Alexandra, the only child in Spain with an incurable syndrome that accelerates the aging process

At eight years old, Alexandra Peraut is a happy, bright child who speaks five languages, is learning to play the piano and violin, dances and sings songs by Shakira and Rosalía, devours the books in the Isadora Moon series and has taken up horse-riding.

Alexandra has a vitality that is contagious to her parents Esther and Cédric, and although her life resembles that of another child her age, she is no ordinary child, but one of twenty million, as she suffers from an extremely rare disease that causes her to live accelerated aging and was diagnosed when she was two years old.

Alexandra lives with Hutchinson-Gilford Syndrome (popularly known as Progeria), a genetic condition that has no cure and has a life expectancy of around 14 to 15 years. There are only 154 children with this disease worldwide and Alexandra is the only case in Spain.

To raise awareness of the disease and promote biomedical research to find a cure and improve the quality of life of affected children, Alexandra’s parents founded the Asociación Progeria Alexandra Peraut in 2019, which has helped many families in Spanish-speaking countries.

Progeria hit the headlines last week with the death of Italian scientist Sammy Basso, the world’s longest-living person with Hutchinson-Gilford syndrome. He earned a degree in molecular biology because he wanted to research his own genetic disorder and defied medical expectations by achieving an admirable quality of life and mind at age 28.

Although they did not know each other personally, Alexandra and her parents (Esther Martínez, 54, from Barcelona, ​​​​and Cédric Peraut, 55, from France) had many conversations with Basso since Carlos López Otín, one of the leading experts on aging them in contact. “Sammy was an incredible person and a reference point for us,” they say.

School at home

The Peraut family moved a few months ago from Barcelona to Puigcerdá (Girona), a mountain village in the Catalan Pyrenees. The change has been very beneficial for Alexandra because, like all children with progeria, she needs to pay particular attention to her cardiovascular health, which is regularly checked by the Sant Joan de Déu Hospital in Barcelona, ​​​​an international reference in pediatrics.

“The change has done her a lot of good, here we are at 1,200 meters altitude, with fresh air and now her red blood cells are at full strength,” says Esther optimistically, but is aware that this is not the case with many complications of the disease is manifested because her daughter is still small.

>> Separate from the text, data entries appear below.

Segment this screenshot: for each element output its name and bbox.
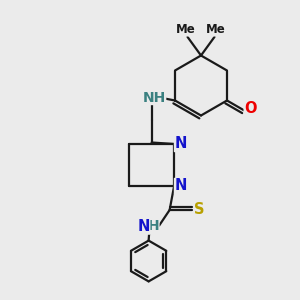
Text: N: N — [175, 178, 187, 194]
Text: Me: Me — [206, 23, 226, 36]
Text: Me: Me — [176, 23, 196, 36]
Text: H: H — [147, 220, 159, 233]
Text: O: O — [244, 101, 257, 116]
Text: N: N — [175, 136, 187, 152]
Text: N: N — [137, 219, 150, 234]
Text: NH: NH — [142, 91, 166, 104]
Text: S: S — [194, 202, 205, 217]
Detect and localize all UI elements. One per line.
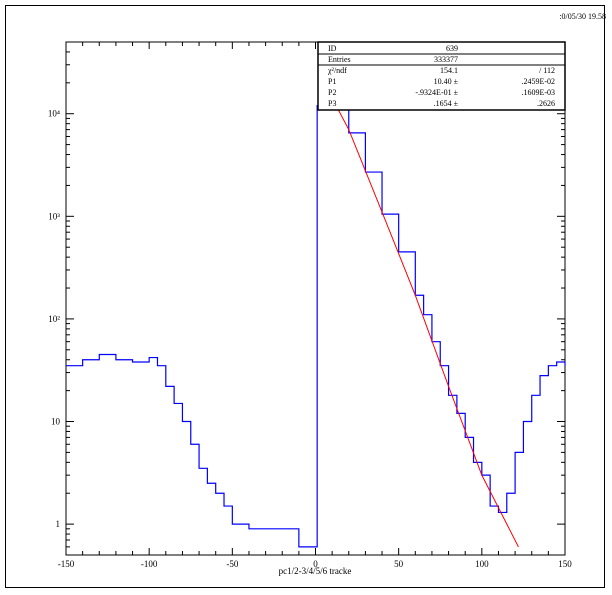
- stats-value: 10.40 ±: [434, 77, 459, 86]
- stats-value: .1654 ±: [434, 99, 459, 108]
- y-tick-label: 10⁴: [48, 109, 60, 119]
- x-tick-label: 100: [475, 559, 489, 569]
- x-tick-label: 50: [394, 559, 404, 569]
- stats-error: .2459E-02: [521, 77, 555, 86]
- x-tick-label: 0: [313, 559, 318, 569]
- y-tick-label: 10: [51, 417, 61, 427]
- series: [66, 68, 566, 548]
- stats-label: P1: [328, 77, 336, 86]
- time-text: 19.58: [588, 12, 606, 21]
- y-axis: 1 10 10² 10³ 10⁴: [48, 41, 565, 548]
- stats-label: P2: [328, 88, 336, 97]
- y-tick-label: 10²: [48, 314, 60, 324]
- stats-label: χ²/ndf: [327, 66, 347, 75]
- stats-label: ID: [328, 44, 337, 53]
- date-text: :0/05/30: [559, 12, 586, 21]
- stats-error: .2626: [537, 99, 555, 108]
- y-tick-label: 1: [56, 519, 61, 529]
- stats-value: -.9324E-01 ±: [415, 88, 458, 97]
- stats-box: ID 639 Entries 333377 χ²/ndf 154.1 / 112 P1 10.4…: [317, 41, 566, 111]
- figure-frame: [5, 5, 605, 588]
- x-axis: -150 -100 -50 0 50 100 150: [58, 42, 572, 569]
- fit-curve: [318, 72, 519, 548]
- date-stamp: :0/05/30 19.58: [559, 12, 606, 21]
- histogram-series: [66, 68, 566, 548]
- stats-error: / 112: [539, 66, 555, 75]
- stats-value: 333377: [434, 55, 458, 64]
- x-tick-label: -100: [141, 559, 158, 569]
- x-tick-label: -50: [226, 559, 238, 569]
- stats-label: Entries: [328, 55, 351, 64]
- stats-value: 154.1: [440, 66, 458, 75]
- stats-label: P3: [328, 99, 336, 108]
- x-tick-label: -150: [58, 559, 75, 569]
- y-tick-label: 10³: [48, 211, 60, 221]
- x-tick-label: 150: [558, 559, 572, 569]
- x-axis-label: pc1/2-3/4/5/6 tracke: [279, 566, 352, 576]
- stats-error: .1609E-03: [521, 88, 555, 97]
- stats-value: 639: [446, 44, 458, 53]
- stats-box-frame: [317, 41, 566, 111]
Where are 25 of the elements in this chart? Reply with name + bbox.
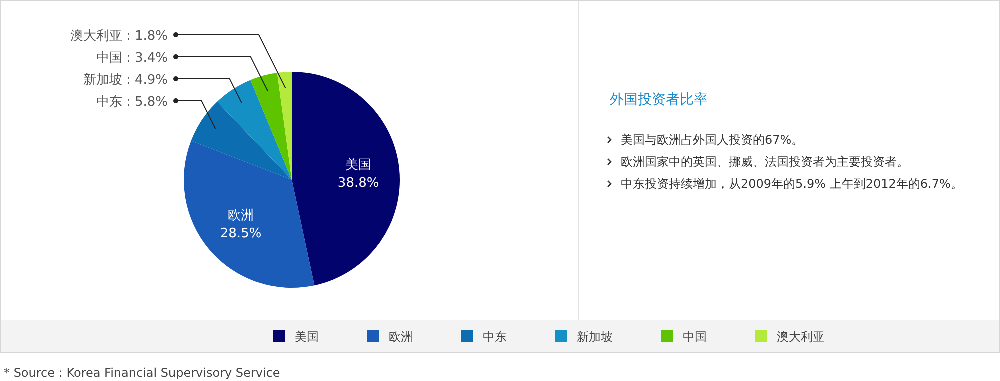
pie-slice [292,72,400,286]
legend-label: 中国 [683,330,707,344]
legend-label: 美国 [295,330,319,344]
data-label: 中东 : 5.8% [96,95,168,110]
pie-slice [191,102,292,180]
pie-slice [217,80,292,180]
data-label: 新加坡 : 4.9% [83,73,168,88]
legend-label: 澳大利亚 [777,330,825,344]
pie-slice [184,140,315,288]
data-label: 28.5% [220,226,262,242]
legend-label: 新加坡 [577,330,613,344]
data-label: 中国 : 3.4% [96,51,168,66]
text: * Source : Korea Financial Supervisory Service [4,366,280,380]
text: 欧洲国家中的英国、挪威、法国投资者为主要投资者。 [621,155,909,169]
data-label: 澳大利亚 : 1.8% [70,29,168,44]
pie-slice [250,72,292,180]
pie-slice [277,72,292,180]
legend-label: 欧洲 [389,330,413,344]
data-label: 38.8% [338,176,380,192]
text: 中东投资持续增加，从2009年的5.9% 上午到2012年的6.7%。 [621,177,963,191]
text: 外国投资者比率 [610,92,708,108]
legend-label: 中东 [483,330,507,344]
slice-label: 欧洲 [228,208,254,224]
text: 美国与欧洲占外国人投资的67%。 [621,133,804,147]
slice-label: 美国 [346,157,372,174]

Esther, who works in digital marketing, which allows her to work remotely, and Cédric, who is an osteopath and can treat her daughter, try to live each day to the fullest without allowing sadness to take over everything “What must come” destroys her daughter’s happiness. That’s why they dedicate this golden time to creating beautiful moments, “because in the end it’s the ones that stay in your memory.” They all conspire to normalize progeria so that it doesn’t affect the existence of their only daughter.

Until last year, Alexandra attended an international school in San Cugat del Vallés, Barcelona, ​​where she also learned English and Chinese in addition to the Spanish, Catalan and French she learned at home. This year she is teaching at home as part of the French education system, as the Spanish system does not regulate this method.

“At this age they are sponges for learning languages, which is nothing special for children with progeria,” says Esther, who certainly links the vitality they radiate with the syndrome. “They are children who have great joy in life, who are very curious about everything and who love to learn. Alexandra loves books, music, dance… at school she did ballet, but where we live now we haven’t found “yet a dance academy”. But Alexandra has discovered an activity that has stolen her heart: equine therapy . “Now she just wants to hear about horses and as long as her condition allows it, she loves riding.”

Although Alexandra is physically healthy, she takes aspirin (acetylsalicylic acid) daily to prevent blood clots, and her mother lubricates her eyes every night because they become dry if she cannot close them. Additionally, because she has virtually no body fat, she becomes tired after running for a while, and her fragile bones limit her ability to bend her joints.

However, none of this stops her from playing with Àuria, Laia and Manuela, some of her best friends from school who she can no longer see as regularly. Alexandra comes in, goes out, socializes, laughs and has fun like any other child her age. In short, she normalizes her illness, which is reflected in “Una niña entre vente millones” (A Girl in 20 Million, 14 Euros), the book written about her by the journalist Quim Miró, which has sold more than two thousand copies and its profits were donated to various research projects on progeria, including that of Dr. Vicente Andrés at the Centro Nacional de Investigaciones Cardioculares (CNIC).

Esther says that Alexandra is aware of her rare condition, “although there are other things that we will explain to her,” and that when she arrives at a place where there are children who do not know her, she When asked why she doesn’t have any hair, she answers firmly and without complexes: “Because I have an illness.” A big step towards making progeria more visible.

The other step, extending life expectancy, is something different. Research on mice, clinical trials on humans, a laboratory that dares to allocate money to develop a drug for just 154 children… “We know it is a long process. Do we have hope that a drug will come? Yes. Will.” Do you see it, Alexandra? Probably not. Time flies, but there is still a lot of life ahead of her, full of “beautiful and bright moments”.